Oscar Romero shot, peasants with no name,
scapegoats with momentary, violated fame.
Children forced to carry guns and children shot
for what they and their killers had forgot.
Boots on gravel, boots
kicking down the door;
I stand with them as the dark strikes four
and officials indifferently record,
and men wearing weapons as casually as eye glasses ceremonialise a judicial kill,
the public facelessness of the public will.
From the whispered threat to the whispered accusation,
I know the story, the chronic subterfuge and temporisation,
the callous calculation;
the man must die for the people,
the man must die for the law;
the overturner of tables in the Temple
must learn what sacrifice is for.
And I stand with a sense
of only half wonder
that the street demonstration has dissolved,
that the rhetoric of the challenge is a victim of the challenge,
that the tactics of temporary withdrawal are innumerable.
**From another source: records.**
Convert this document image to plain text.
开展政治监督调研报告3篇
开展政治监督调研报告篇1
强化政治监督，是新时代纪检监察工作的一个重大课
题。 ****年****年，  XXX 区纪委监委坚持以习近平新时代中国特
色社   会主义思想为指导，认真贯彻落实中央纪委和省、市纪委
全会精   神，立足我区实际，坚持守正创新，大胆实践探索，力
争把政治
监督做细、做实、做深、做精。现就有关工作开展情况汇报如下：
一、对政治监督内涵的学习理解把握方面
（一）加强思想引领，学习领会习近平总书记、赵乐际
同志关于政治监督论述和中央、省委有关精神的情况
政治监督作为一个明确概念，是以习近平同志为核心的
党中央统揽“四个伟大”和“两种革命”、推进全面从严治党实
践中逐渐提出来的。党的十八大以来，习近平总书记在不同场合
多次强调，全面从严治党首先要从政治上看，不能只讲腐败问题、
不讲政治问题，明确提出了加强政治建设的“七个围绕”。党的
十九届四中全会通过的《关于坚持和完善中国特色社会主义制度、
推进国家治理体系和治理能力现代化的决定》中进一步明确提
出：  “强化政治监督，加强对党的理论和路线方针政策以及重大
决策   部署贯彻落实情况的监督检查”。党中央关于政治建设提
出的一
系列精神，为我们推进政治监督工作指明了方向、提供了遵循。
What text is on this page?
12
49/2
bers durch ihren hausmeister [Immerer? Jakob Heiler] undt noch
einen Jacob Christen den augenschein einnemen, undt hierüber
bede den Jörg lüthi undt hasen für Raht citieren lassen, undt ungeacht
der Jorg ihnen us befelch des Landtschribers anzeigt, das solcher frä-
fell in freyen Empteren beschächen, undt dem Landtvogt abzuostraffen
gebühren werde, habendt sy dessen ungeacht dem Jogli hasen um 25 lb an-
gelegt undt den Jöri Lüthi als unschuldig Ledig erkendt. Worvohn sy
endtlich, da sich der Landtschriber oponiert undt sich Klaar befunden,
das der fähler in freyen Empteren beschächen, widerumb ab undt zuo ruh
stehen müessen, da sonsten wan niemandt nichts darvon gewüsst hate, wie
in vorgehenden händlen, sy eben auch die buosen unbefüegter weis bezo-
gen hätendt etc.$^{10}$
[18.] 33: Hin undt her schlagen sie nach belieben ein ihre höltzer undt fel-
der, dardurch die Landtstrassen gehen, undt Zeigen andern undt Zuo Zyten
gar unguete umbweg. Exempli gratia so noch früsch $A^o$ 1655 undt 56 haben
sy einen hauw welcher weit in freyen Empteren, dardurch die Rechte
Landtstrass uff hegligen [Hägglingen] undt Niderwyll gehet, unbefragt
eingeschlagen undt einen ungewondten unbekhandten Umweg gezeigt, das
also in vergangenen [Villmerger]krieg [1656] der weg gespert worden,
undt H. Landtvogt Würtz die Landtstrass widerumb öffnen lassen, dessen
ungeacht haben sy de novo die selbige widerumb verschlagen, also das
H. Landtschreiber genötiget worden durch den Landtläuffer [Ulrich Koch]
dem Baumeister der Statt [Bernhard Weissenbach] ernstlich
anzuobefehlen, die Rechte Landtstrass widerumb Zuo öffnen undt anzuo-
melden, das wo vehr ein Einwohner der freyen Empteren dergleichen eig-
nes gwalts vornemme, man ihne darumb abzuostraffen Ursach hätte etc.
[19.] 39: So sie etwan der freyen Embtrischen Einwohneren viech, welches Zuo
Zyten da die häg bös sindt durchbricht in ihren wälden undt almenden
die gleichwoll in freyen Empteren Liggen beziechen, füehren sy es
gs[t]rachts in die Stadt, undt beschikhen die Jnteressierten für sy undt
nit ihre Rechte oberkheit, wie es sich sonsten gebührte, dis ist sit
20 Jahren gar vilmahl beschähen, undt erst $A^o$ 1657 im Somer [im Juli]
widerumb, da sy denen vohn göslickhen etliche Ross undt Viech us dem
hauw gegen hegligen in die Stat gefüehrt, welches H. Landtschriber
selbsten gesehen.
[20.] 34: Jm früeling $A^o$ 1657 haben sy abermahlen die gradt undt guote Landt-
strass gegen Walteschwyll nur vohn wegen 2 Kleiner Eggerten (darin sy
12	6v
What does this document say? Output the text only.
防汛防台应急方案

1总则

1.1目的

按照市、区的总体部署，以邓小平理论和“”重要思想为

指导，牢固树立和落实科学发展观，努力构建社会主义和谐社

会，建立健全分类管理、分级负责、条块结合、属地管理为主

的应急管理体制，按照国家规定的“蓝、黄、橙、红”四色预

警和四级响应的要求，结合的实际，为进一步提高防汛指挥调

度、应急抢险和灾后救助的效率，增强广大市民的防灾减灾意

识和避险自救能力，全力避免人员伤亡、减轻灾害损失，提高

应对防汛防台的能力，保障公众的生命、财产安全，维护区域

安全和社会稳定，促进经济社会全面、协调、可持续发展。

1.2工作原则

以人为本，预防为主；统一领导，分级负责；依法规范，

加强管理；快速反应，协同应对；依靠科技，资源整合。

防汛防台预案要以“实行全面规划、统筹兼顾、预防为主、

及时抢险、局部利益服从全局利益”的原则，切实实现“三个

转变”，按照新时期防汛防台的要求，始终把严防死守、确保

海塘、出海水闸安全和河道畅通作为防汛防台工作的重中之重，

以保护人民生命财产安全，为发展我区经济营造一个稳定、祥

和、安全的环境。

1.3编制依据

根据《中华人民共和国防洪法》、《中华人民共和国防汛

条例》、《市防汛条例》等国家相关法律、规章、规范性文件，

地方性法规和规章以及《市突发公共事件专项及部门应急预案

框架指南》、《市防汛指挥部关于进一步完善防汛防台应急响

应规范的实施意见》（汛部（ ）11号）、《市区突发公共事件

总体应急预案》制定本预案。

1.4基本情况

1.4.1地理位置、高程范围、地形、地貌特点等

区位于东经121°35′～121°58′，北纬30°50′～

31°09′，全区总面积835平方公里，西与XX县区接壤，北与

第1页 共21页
for in spite of the bonhomie on the boats and the comradeship of the road
and the bright hope when a leper croaked with amazement,
I was always lonely;
not God-lonely but man-lonely, world-lonely,
always seeing past the talk and the spasm of bravado
into the gap I came to fill.
"My Father's will," I thought, and, then, less certainly,
"My Father's will."

ii.

Guilty!
At last, the necessary ordeal is radically foreshortened:
I was a judge in the hall of judgment,
mockery simply a parody turned back on the mockers;
in the garden I frightened the soldiers;
at the ill assorted farrago of inquisitions I asserted his my kingship;
all they could do was demean themselves in charade,
that cloak and knee-bending burlesque;
and the mighty man of Rome asking "what is truth?"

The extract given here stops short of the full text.